Однако Шевель, не дожидаясь соседкиного согласия, переделал вход в сарай, выведя его на свою сторону.
- А-а, бессовестный! - ужасались бабы. - А вот как Сева-то вернется, тогда что?
Однако вернувшийся из госпиталей не совсем здоровым Сева воспринял Захарово самоуправство спокойно. А вот сейчас все и прорвалось. Слабосильный Сева ударил" первым и тут же улетел в лопухи. Не ожидавший столь быстрой победы, Шевель испугался и стал быстро уходить по переулку, где его и настиг наш дядя Миша. Он молча и сильно ударил комбайнера в шею.
- За что-о? - закричал тот не очень громко, понимая, что если начнет оправдываться, то ему смогут и еще добавить. Но не молчать же было!

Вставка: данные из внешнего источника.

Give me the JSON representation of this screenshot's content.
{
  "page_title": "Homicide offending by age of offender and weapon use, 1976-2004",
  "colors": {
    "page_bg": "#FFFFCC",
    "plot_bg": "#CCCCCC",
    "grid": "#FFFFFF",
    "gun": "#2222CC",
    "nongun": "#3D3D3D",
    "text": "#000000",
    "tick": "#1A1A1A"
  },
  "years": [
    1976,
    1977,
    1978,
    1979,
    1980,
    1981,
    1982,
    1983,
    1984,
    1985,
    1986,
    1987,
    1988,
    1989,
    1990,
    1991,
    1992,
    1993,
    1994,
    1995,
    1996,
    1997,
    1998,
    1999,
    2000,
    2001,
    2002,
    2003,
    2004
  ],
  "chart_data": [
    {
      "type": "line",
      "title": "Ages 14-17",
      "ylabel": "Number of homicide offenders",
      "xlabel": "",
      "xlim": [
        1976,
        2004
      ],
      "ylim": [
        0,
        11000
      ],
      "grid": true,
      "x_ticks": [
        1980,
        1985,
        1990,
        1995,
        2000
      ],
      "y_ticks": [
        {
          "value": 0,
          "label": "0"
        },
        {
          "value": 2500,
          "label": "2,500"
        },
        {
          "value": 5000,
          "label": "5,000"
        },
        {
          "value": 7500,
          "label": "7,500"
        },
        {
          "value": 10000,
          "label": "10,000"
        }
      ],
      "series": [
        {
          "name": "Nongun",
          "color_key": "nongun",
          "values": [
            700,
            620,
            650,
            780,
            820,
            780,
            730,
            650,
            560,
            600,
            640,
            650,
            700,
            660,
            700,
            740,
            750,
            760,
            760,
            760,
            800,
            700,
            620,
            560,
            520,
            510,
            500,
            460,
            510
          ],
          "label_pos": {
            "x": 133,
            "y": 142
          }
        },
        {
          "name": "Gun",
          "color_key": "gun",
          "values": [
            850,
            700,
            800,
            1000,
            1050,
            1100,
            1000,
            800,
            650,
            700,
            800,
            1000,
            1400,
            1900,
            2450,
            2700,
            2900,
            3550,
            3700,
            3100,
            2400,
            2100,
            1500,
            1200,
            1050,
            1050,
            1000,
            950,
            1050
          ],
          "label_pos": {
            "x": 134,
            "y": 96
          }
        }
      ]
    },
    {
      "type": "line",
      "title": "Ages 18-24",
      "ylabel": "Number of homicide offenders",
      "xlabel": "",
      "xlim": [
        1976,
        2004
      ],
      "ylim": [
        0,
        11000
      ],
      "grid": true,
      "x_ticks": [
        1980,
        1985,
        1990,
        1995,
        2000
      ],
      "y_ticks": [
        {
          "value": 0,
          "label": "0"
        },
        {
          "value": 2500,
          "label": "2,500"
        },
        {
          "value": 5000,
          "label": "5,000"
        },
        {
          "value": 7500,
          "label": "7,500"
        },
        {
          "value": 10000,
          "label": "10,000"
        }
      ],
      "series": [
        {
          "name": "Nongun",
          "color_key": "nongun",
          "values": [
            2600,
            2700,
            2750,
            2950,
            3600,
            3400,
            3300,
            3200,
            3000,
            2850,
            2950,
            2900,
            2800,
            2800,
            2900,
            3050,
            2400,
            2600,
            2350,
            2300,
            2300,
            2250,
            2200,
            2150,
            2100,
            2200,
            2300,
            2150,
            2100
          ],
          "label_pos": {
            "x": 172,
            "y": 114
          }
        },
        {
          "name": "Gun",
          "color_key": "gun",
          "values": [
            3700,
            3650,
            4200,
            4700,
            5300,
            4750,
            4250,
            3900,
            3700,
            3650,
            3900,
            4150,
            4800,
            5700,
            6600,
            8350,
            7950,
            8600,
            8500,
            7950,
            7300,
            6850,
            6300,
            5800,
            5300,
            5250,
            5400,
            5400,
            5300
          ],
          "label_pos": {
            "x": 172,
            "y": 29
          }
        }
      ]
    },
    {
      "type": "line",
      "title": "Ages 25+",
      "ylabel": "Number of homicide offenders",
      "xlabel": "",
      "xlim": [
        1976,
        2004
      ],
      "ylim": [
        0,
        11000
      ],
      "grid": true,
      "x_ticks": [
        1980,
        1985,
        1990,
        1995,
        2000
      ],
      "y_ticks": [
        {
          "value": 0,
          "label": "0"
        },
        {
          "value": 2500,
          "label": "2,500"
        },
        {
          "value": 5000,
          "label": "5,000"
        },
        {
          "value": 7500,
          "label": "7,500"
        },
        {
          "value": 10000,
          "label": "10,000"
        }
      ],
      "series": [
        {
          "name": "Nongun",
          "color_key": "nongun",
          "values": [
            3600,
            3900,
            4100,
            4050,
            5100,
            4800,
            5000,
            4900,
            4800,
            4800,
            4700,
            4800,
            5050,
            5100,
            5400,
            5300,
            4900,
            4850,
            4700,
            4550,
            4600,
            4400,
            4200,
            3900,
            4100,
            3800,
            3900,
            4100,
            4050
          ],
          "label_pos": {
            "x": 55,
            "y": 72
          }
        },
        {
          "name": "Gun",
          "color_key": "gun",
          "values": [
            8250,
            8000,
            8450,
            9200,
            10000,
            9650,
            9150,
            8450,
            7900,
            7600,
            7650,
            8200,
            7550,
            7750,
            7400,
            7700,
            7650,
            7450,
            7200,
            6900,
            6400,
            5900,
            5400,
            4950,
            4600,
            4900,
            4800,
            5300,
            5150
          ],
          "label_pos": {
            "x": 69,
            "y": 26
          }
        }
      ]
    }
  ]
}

Дядя Миша снова замахнулся, однако сзади на него навалился Зарядцев. "О-о, здоровый черт!" - сказал кузнец, обхватывая Михаила, но вдруг разжал руки и, кое-как доковыляв до бревен, стал разуваться.
- У-у, стервецы! - выругался он, увидев кровь на портянке с правой простреленной ноги. - Никак навоеваться не могут. Ты иди отсюда! - закричал он Шевелю. - А то уж если я тебя настигну, в момент башку снесу.
Тем все дело и кончилось…
- Ну, виноват, режь меня, - развел сейчас руками дядя Миша. - Но и он тоже… Слыхал, небось, что уже дом продает, в пригородный совхоз куда-то уезжает. Пока мы воевали, а здесь затишечек был - он сидел тихо. А теперь, когда война кончилась, можно и получше место поискать, да?
- Нервы! - повторил отец. - Это же понимать надо, а ты…
- Да я понимаю, - как-то сразу сник дядя. - Но не могу. Не мо-гу! Хоть ты что-нибудь придумай, чтобы мне тоже уехать отсюда, а то недалеко и до беды.
- Маруся как? - спросил отец.
- Да что Маруся! Плохо…
- Та-ак, - помолчав, сказал отец. - Ладно. Меня сюда вместо Должика председателем ставят. Отпущу-ка я тебя на все четыре стороны - езжай! Разные мы, видать, с тобой. Ты для праздников создан, а я для будней. Мне теперь уж, видно, до скончания века здесь лямку тянуть. А ты - езжай!
Через неделю повеселевший Михаил распродал свое имущество, устроив на него, чтобы собрать больше денег на дорогу, лотерею. Под оставшееся нанял где-то подводы, погрузился и уехал.
- Ну, - сказал он перед отъездом, - бывайте.
- Ты крепче меня, - сказал он отцу. - Тебе здесь и оставаться. А я, может, еще вернусь. Тогда уж не побрезгуйте, примите обратно, а?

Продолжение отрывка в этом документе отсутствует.